Steffen Schleiermacher’s complete edition of the piano compositions
of John Cage has been examined on these pages, and generally very
well received. This set launched his career as a recording artist,
and MDG sees this new release as a complement to his discography
with what amounts to Cage’s complete work for piano and trombone.
Teamed with American
trombonist Mike Svoboda, both musicians have written their
own response to Cage and the works on this disc. It turns
out that only Two5 is explicitly written for trombone,
Variations I being for “any number of players and any
sound producing means”, and Music for Two is only part
of a work which can be performed with larger forces.
As with many of
Cage’s late ‘number’ works, Two5 is a vast field of
silences, sparse intervals, lonely and isolated notes. There
is precision in the timings for each section – something which
is reflected in the almost identical duration of the only
other recorded version of this piece I could find, that on
James Fulkerson’s album for the Etcetera label. There are
also precise instructions for a variety of microintervals,
but the ultimate effect is, and should be “absent minded,
without regularity or presence.” The meditative 40 minute
span contains elements of disorientation, such as the note
being ‘bent’ subtly by the trombonist, which can sound strange
enough in isolation, but against the piano can have a dramatic
‘out of tune’ effect.

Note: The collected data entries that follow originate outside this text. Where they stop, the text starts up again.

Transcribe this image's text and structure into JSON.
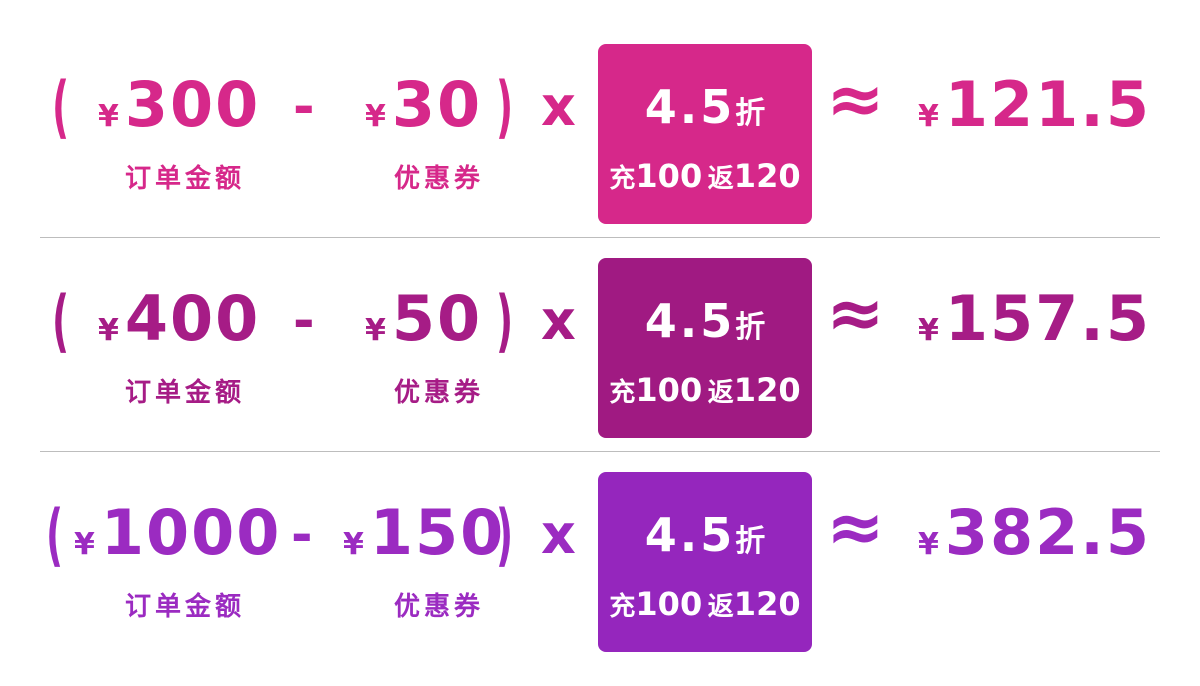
{
  "labels": {
    "order": "订单金额",
    "coupon": "优惠券"
  },
  "symbols": {
    "open": "(",
    "close": ")",
    "minus": "-",
    "times": "x",
    "approx": "≈",
    "yen": "¥"
  },
  "promo_box": {
    "discount": "4.5",
    "discount_unit": "折",
    "charge_label": "充",
    "charge_amount": "100",
    "return_label": "返",
    "return_amount": "120"
  },
  "rows": [
    {
      "order_amount": "300",
      "coupon_amount": "30",
      "result": "121.5",
      "color": "#d6288a",
      "box_color": "#d6288a"
    },
    {
      "order_amount": "400",
      "coupon_amount": "50",
      "result": "157.5",
      "color": "#a61c86",
      "box_color": "#a01a82"
    },
    {
      "order_amount": "1000",
      "coupon_amount": "150",
      "result": "382.5",
      "color": "#9b2bc1",
      "box_color": "#9526bd"
    }
  ]
}
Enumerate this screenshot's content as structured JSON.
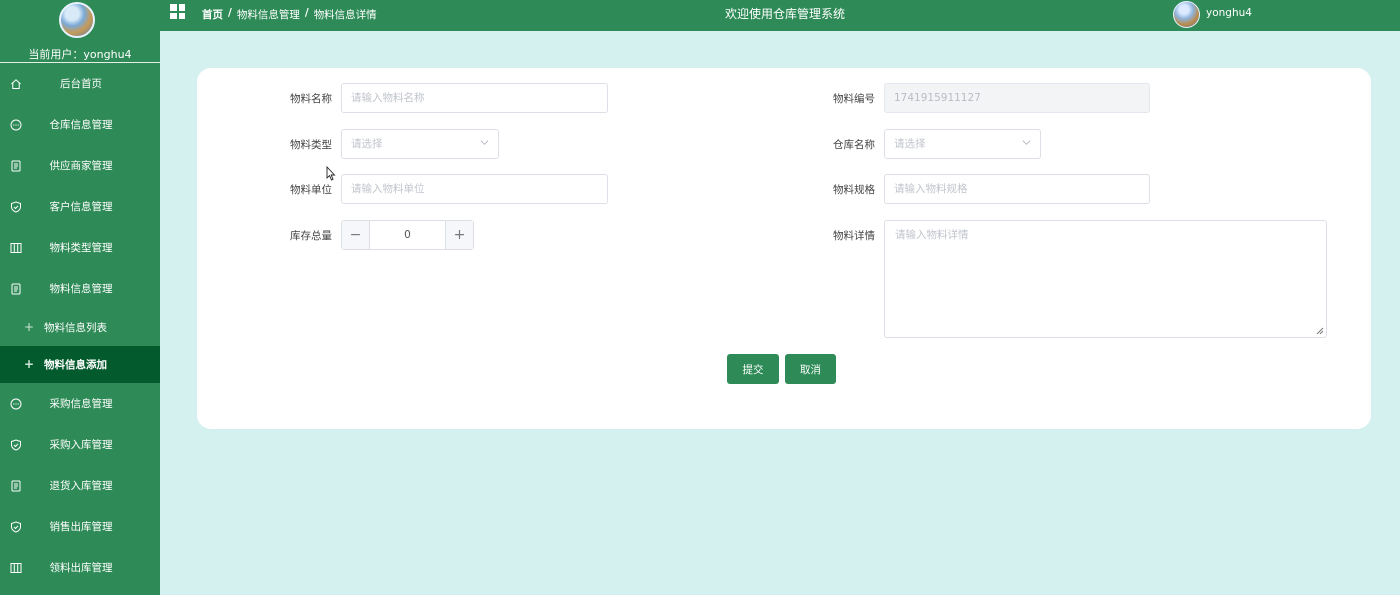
{
  "sidebar": {
    "current_user_label": "当前用户：",
    "current_user": "yonghu4",
    "items": [
      {
        "label": "后台首页",
        "icon": "home-icon"
      },
      {
        "label": "仓库信息管理",
        "icon": "chat-icon"
      },
      {
        "label": "供应商家管理",
        "icon": "document-icon"
      },
      {
        "label": "客户信息管理",
        "icon": "shield-check-icon"
      },
      {
        "label": "物料类型管理",
        "icon": "columns-icon"
      },
      {
        "label": "物料信息管理",
        "icon": "document-icon"
      }
    ],
    "sub_items": [
      {
        "label": "物料信息列表"
      },
      {
        "label": "物料信息添加",
        "active": true
      }
    ],
    "items_after": [
      {
        "label": "采购信息管理",
        "icon": "chat-icon"
      },
      {
        "label": "采购入库管理",
        "icon": "shield-check-icon"
      },
      {
        "label": "退货入库管理",
        "icon": "document-icon"
      },
      {
        "label": "销售出库管理",
        "icon": "shield-check-icon"
      },
      {
        "label": "领料出库管理",
        "icon": "columns-icon"
      }
    ]
  },
  "topbar": {
    "breadcrumb": [
      "首页",
      "物料信息管理",
      "物料信息详情"
    ],
    "separator": "/",
    "welcome": "欢迎使用仓库管理系统",
    "username": "yonghu4"
  },
  "form": {
    "name": {
      "label": "物料名称",
      "placeholder": "请输入物料名称"
    },
    "code": {
      "label": "物料编号",
      "value": "1741915911127"
    },
    "type": {
      "label": "物料类型",
      "placeholder": "请选择"
    },
    "warehouse": {
      "label": "仓库名称",
      "placeholder": "请选择"
    },
    "unit": {
      "label": "物料单位",
      "placeholder": "请输入物料单位"
    },
    "spec": {
      "label": "物料规格",
      "placeholder": "请输入物料规格"
    },
    "stock": {
      "label": "库存总量",
      "value": "0",
      "minus": "−",
      "plus": "+"
    },
    "detail": {
      "label": "物料详情",
      "placeholder": "请输入物料详情"
    },
    "submit_label": "提交",
    "cancel_label": "取消"
  },
  "colors": {
    "primary": "#2e8b57",
    "active": "#035a2c",
    "background": "#d4f1ef"
  }
}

The span of tones used by the piano
is restricted to a little over two octaves in the middle register.
This might seem strange, but if you relate this to the range
of an average human voice then it does make the piano part
something less alien in terms of character. If you know Cage’s
late ‘number’ pieces then you will have some frame of reference
for appreciating this music as a slowly rotating kaleidoscope
in which the notes gently drop at seemingly random moments
against a black velvet background of silence.
The opening foghorn
blast of the compact Variations I comes as a shock
after Two5. This is one of those scores where the music
is notated in terms of shapes, lines and dots, and in which
the interpretation should change with each performance – based
of course on a great deal of meticulous preparation. This
duo’s approach is replete with avant-garde effects – vocal
and Aeolian sounds through the trombone, with mutes also playing
an important role in terms of sonority and colour. The piano
strings are struck in a variety of ways, those with the keys
of the piano being in a minority. In all, this sounds like
a potent improvisation, which I can imagine was the effect
Cage would have wanted though my confidence in this was entirely
destroyed when we students were told by the composer that
we were “doing it all wrong” with a similar score way back
in the early 1980s. Even without Cage himself to cast his
magic I very much have the sense of this being a strong performance,
but it would be intriguing to have more than one performance,
so that a more 3D sense of the parameters and variations in
this kind of piece might be communicated.
The same goes
for Music for Two, which is however notated in a more
traditional way. This comes across in how the music is played
– one senses the lines and phrases coming from a score rather
than from a semi-spontaneous discovery which just happens
to have been recorded. This is not to say that the music lacks
spark and energy, and the startling contrasts and interactions
between the instruments make for stimulating listening. There
are some subtle effects, such as what sounds like a small
handheld electric fan being allowed to create sustained notes
on the piano strings. Michael Svoboda has a wealth of modern
music credits, including being the trombone sound for Frank
Zappa’s ‘Yellow Shark’ project with Ensemble Modern and a
collaboration with Karlheinz Stockhausen, performing as soloist
in part of the opera cycle LICHT. This security and depth
of technical inventiveness and expertise comes across throughout
this disc, and I especially love his intense vibrato-laden
passion – only occasionally allowed to let rip, but nonetheless
a fulsome experience each time. This piece gives the overall
impression of having some kind of extreme serialist atonality
as part of its structural basis, but Cage’s exploratory spirit
is always ever-present, and elements of surprise and surrealist
charm are never far away.
Two5 appears
as recorded by James Fulkerson for the Etcetera label, coupled
with Ryoanji and a version of Solo for sliding trombone,
but a brief online search shows that few of the works on this
disc have been readily available until now. The recording has
all of the immediacy and clarity one would expect from MDG, and
the texture and shapes in Cage’s music leap out from you speakers
in full Technicolor. This is pretty much a disc for modern music
aficionados, but those who appreciate Christian Lindberg’s pioneering
trombone work via the BIS label can extend their depth of experience
with this disc, both in terms of performance and programme.